So, let's talk about Roulette.
When they drop the ball in the wheel, there's forces acting on the ball that cause it to end up on one of the numbers. There are a series of events, that are not based on chance, that govern where the ball is going to end up landing. It is an incredibly complicated list that is practically impossible to measure/calculate. So,
from your point of view, it looks like the ball is just landing on a random number and that it gets there by chance.
From the point of view of the ball and all the forces acting on it, there isn't actually any chance involved - all the numbers that come up are just a result of the processes that the ball goes through.
But from your point of view all those process are invisible so as far as you can tell it is all just a result of chance.
Tangle writes:
We know that it's the occurrence of a mutation (as an example) plus selection that causes evolution and that process involves chance.

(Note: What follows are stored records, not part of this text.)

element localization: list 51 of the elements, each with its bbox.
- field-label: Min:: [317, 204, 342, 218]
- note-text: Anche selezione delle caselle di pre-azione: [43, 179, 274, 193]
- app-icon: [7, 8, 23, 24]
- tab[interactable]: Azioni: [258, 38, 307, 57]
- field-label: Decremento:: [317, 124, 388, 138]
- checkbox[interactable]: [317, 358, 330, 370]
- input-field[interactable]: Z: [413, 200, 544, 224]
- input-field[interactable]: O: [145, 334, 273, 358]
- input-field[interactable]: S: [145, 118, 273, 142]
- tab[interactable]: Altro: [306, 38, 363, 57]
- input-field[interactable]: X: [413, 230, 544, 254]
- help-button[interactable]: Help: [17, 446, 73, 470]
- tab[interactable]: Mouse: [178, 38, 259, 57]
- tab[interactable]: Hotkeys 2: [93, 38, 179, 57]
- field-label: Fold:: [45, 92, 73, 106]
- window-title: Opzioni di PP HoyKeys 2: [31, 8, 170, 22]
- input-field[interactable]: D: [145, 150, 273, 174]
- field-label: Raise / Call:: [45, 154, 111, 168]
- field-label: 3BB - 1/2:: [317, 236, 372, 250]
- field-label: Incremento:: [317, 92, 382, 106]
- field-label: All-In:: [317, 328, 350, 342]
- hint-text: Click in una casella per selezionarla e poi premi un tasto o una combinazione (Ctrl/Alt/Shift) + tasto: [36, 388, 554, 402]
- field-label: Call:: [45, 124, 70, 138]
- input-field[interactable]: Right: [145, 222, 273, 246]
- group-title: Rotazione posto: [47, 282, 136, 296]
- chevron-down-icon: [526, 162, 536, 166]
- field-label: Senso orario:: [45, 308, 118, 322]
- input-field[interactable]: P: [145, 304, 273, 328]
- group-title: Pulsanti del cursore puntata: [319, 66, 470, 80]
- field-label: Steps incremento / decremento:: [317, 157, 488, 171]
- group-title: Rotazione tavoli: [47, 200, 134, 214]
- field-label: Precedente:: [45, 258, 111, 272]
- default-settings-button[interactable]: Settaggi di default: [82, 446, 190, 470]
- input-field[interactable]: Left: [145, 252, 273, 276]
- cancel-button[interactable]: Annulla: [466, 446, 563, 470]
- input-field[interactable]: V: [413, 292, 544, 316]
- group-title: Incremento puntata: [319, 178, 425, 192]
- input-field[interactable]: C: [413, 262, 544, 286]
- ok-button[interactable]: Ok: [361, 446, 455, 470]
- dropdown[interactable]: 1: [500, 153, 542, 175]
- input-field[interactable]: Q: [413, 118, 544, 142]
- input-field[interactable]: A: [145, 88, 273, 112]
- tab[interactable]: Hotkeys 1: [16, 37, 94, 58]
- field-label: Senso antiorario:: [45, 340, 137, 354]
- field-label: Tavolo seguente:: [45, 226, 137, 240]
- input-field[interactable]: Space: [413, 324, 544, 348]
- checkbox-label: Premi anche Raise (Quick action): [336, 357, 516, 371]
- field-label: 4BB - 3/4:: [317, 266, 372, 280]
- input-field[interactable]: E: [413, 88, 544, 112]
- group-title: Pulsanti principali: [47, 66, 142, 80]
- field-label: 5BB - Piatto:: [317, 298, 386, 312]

Explain how chance is involved. Do you mean that the event is entirely random?
The event is not
entirely random. There are forces in play that cause a particular mutation to happen, but from the point of view of the individual animal, all of that stuff is invisible and the mutations appear to be random. We say that they are random
with respect to fitness. The environment does not reach down into the cell and cause the mutation to happen (there are exceptions to this that are unimportant to this point), so from the point of view of the environment (where the selective pressure happens) the mutation is random, or a result of chance.
Chance does not
cause anything. Chance is a term to describe the fact that from where you are standing, and despite the fact that there are underlying rules that govern how the even unfolds, the event cannot be predicted from the data that you have and also that a reproduction of that event given actually random inputs will behave in the same way as the naturally occurring event.